実際にお店を利用した人のコメントはどれも絶賛の嵐だ。食事だけでなく店員さんの丁寧な接客なども人気の秘密らしい。

皆のおすすめメニューなどを読んでいると何件か気になるコメントがあった。毛利探偵に会える日がある、あの毛利探偵に会えた、サインを貰えた等々。
はて?と首を傾げる。毛利探偵って上にあった探偵事務所の方だろうか。これだけ近いのだから店に来るのは不思議じゃない。不思議なのはここで名前が上がるほど知名度が高いということだ。サインを貰うなんてまるで有名人扱いである。

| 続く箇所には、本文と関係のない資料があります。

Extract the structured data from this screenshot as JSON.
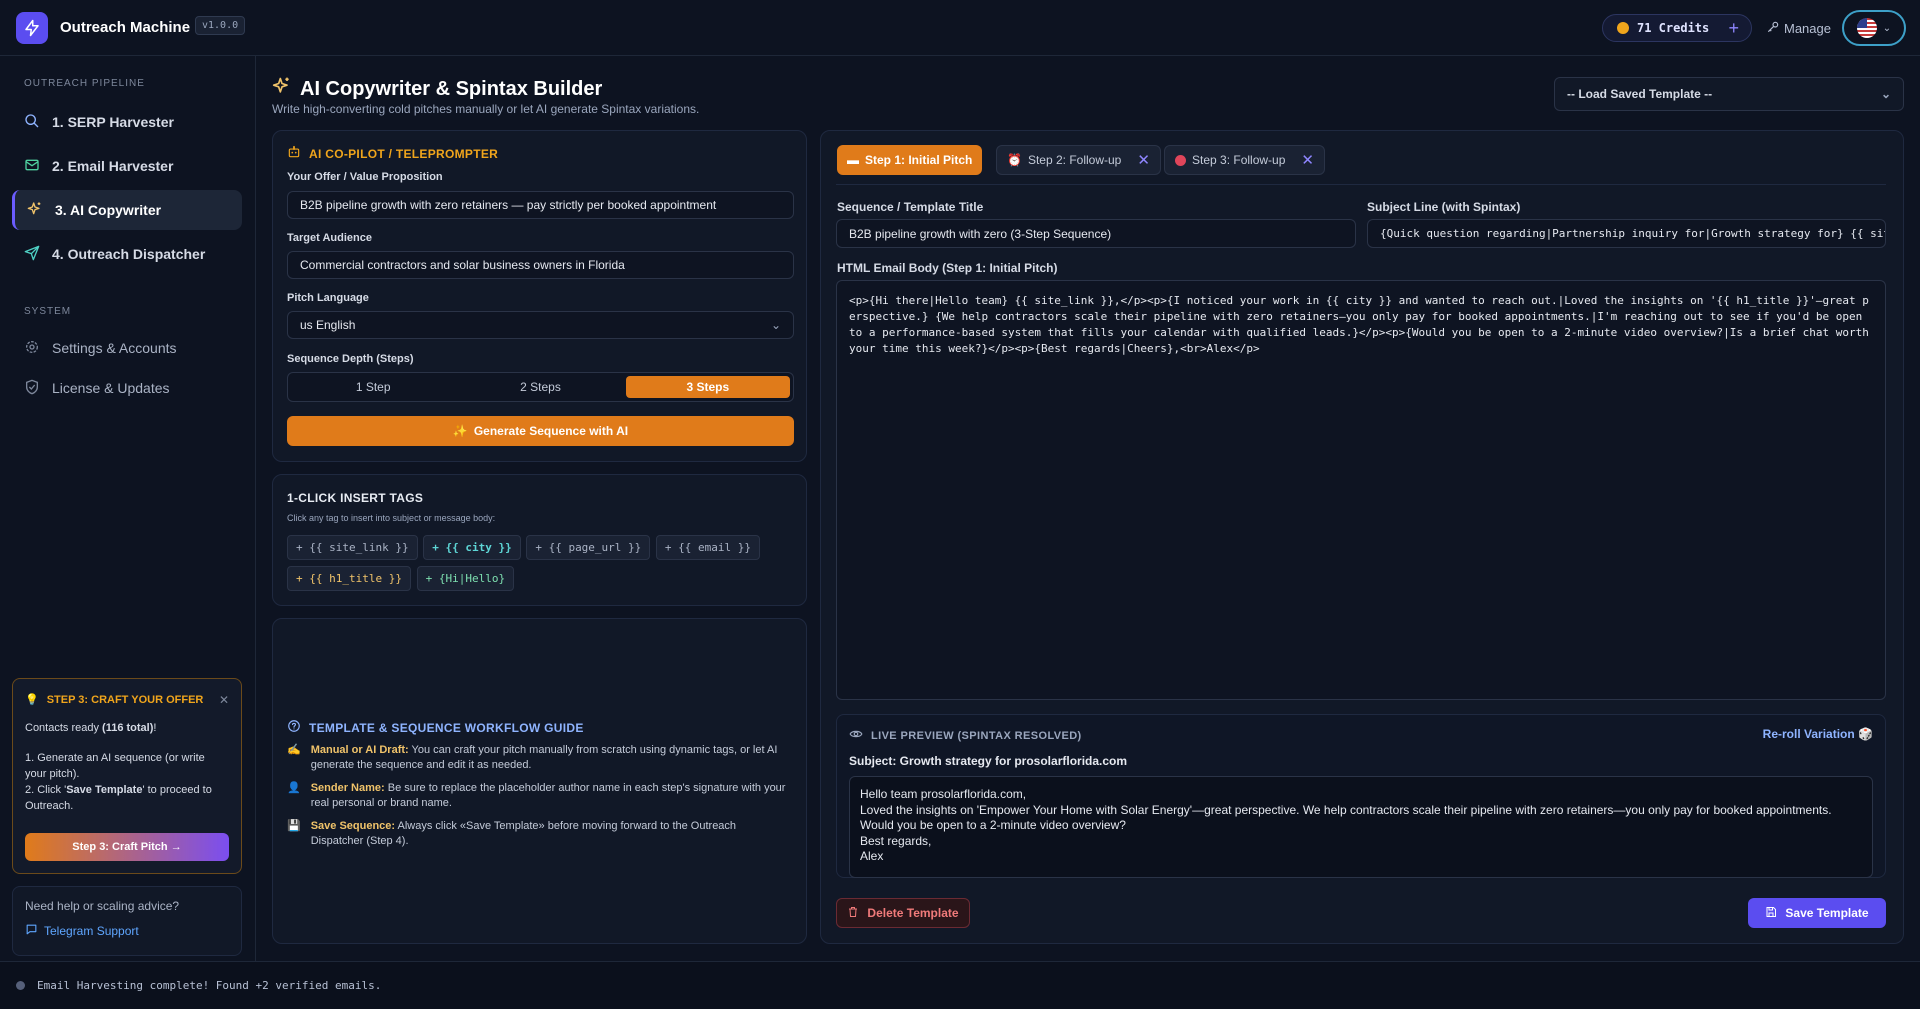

好奇心から『米花町 毛利探偵』で調べてみる。一番上に出たのが探偵事務所のホームページだった。その次が毛利探偵のニュース記事で見出しは日本を代表する名探偵。そんなにすごい人だったんだ。
私も会えたらサイン貰っちゃおうかな、等とミーハー心を疼かせながら彼についての紹介文に目を通す。眠りの小五郎の名で知られ……あ?眠りの小五郎?

指の動きがぴたりと止まる。聞き覚えがある異名だった。なんだろう、懐かしいというか…どこで聞いたんだっけ。
必死に頭の中を探る。探偵事務所の眠りの小五郎…本名は毛利小五郎…?画像検索をするとちょび髭が特徴的な背広姿の男性が出てきた。あれ、この顔知ってる。

その時、来客を知らせるベルが鳴った。バイトの時の癖で反射的にそちらへ顔を向ける。
そこには現在進行形でスマホに映し出されている男性とこれまたやけに見覚えのある小学校低学年だと思われる眼鏡の男の子が立っていた。
わあ、江戸川コナンだ。歩いてる。